The Jews of France should prepare plans to leave the country, a prominent American Jewish leader said.
“They shouldn’t flee. But they should have orderly plans in place,” said Malcolm Hoenlein, the executive vice president of the Conference of Presidents of Major American Jewish Organizations.
“People who want to leave, should be able to leave,” he said of the half-million-strong community. “Things here (in Israel) should be prepared. The licensing process for lawyers, doctors, etc., should be facilitated in order to integrate them quickly.”
There are “whole areas in France” today, Hoenelin noted bleakly in a wide-ranging interview, “where the police don’t venture, and where Jews and Christians don’t go.”
While the French government has allocated considerable resources to the fight against Islamist terrorism there, Hoenlein elaborated, the head of France’s main security agency recently told him he lacked the manpower to adequately monitor the threat posed by French citizens returning from fighting with the Islamic State and other Islamist groups in the Middle East. This security chief, who Hoenlein did not name, told him that Cherif and Said Kouachi, the Paris-born brothers who received military training in Yemen and who killed 12 people in an attack on the Charlie Hebdo satirical magazine on Wednesday, January 7, 2015, had been closely monitored by French security until days before the killings.
“He said that they had guys watching the Charlie Hebdo people up until the Friday before the attack, but he had to switch them to (watch) somebody else,” said Hoenlein. “They didn’t have enough people to allocate to (monitor) all the (potentially dangerous) people all the time… He had a more immediate case. He shifted them to something else. And bingo, you end up under attack.”
Hoenlein, who spoke with The Times of Israel in Jerusalem last week, also issued a series of warnings about the Iranian regime and its ambitions. He said the regime was sure to violate its nuclear deal with the world powers — “You know that they’re not going to keep the agreement. Ask any of the serious people at the IAEA, as we have,” he said.

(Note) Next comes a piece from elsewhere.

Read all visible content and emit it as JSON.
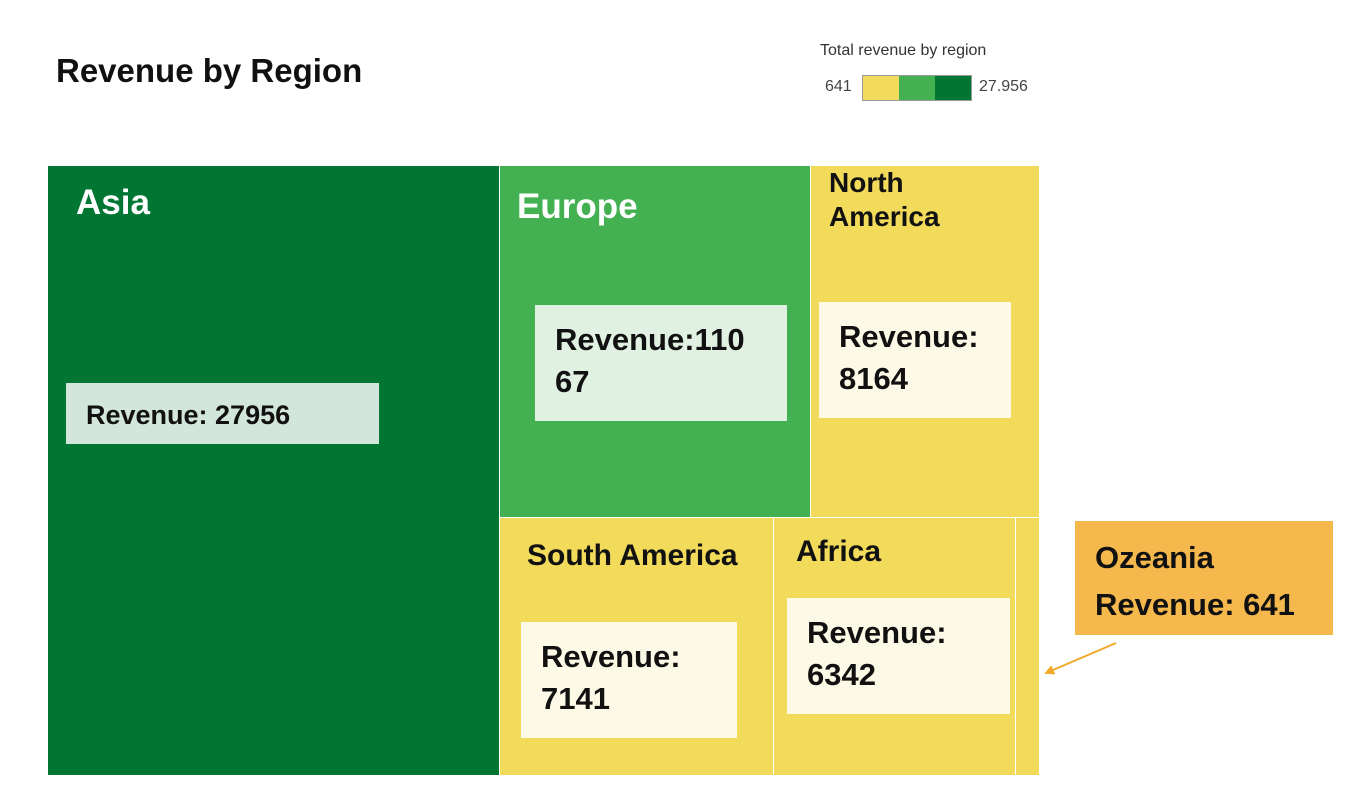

He also charged that Tehran has tens of thousands of agents active in South America, that it constitutes a direct threat to the United States, and that it ultimately seeks world domination. “Read what Khamenei says and writes,” urged Hoenlein. “He is clear about it.”
Unlike some leaders of democracies, Hoenlein said, “dictators tell the truth,” and Iran’s leader has made no secret of his ambitions. “Khamenei has told us all along what he intends to do, and what Iran’s goals are, and what they want to impose: When they say they want to destroy Israel. When they say they want to establish hegemony. When they say they want to spread the Iranian influence. All those things they mean, and they’re doing much of it today,” he said.
Hoenlein also linked the Iranian leader’s threats against Israel with the ongoing wave of Palestinian knifings of Israelis. “Look what Khamenei said on Palestine: He wrote a book in August called Palestina and he said, We’re going to make life intolerable… What do you think these knifings are? It’s exactly a manifestation of what he said in the book. I’m not saying that Iran dictated all of these attacks. But is this such a coincidence?”
Prior to his organization’s week-long conference in Jerusalem last week, Hoenlein and more than 30 American Jewish leadership colleagues visited Turkey, where they met with President Erdogan, and Egypt, where they were hosted by President Abdel-Fattah el-Sissi.
Hoenlein described Erdogan, and his stance on Israel, as an enigma, and cautioned, “I don’t think we should look for instant solutions in Israel-Turkish relations.” Still, he said he appreciated how much time Erdogan spent with group, and thought it significant that the president chose to publicize the visit, and even issued a group photograph of their meeting.
The US Jewish leader enthused about Sissi, and noted that the Muslim Brotherhood in Egypt had criticized the president for meeting with the Conference group.
“He said when Sadat (made peace with Israel) 40 years ago, no one could have imagined that the current level of engagement and cooperation with Israel would exist,” Hoenlein said. “He said to me earlier: If 30 years ago I would have said to you that 1,000 Egyptian war tanks would enter the Sinai, and Egyptian war planes would fly every day along the Israeli border, and nobody has to worry about a stray bullet, would you have believed me? He made this point several ways during the discussion about the level of (Egyptian-Israeli) cooperation, how it works and why it’s so important.”
In contrast to Erdogan, Sissi “gets Hamas,” Hoenlein continued. “He gets the threat and the need to address it.”
Hoenlein urged the US and the West to help boost the Egyptian economy, including via a return of tourism — “if he can provide the stability.”
Apropos stability and security, Hoenlein revealed, some of the intended participants on the group’s trip to the region “didn’t come because of concern about security in Turkey and in Egypt.”
More than that, he added, some participants dropped out because of fears over security in Israel, where the trip culminated in a week-long conference in Jerusalem that was addressed by many of Israel’s most prominent leaders, including the president and the prime minister. “We had people who didn’t come,” Hoenlein said. “There are a few spouses of leaders of organizations who didn’t want to participate here — I’m talking about the Israel part.”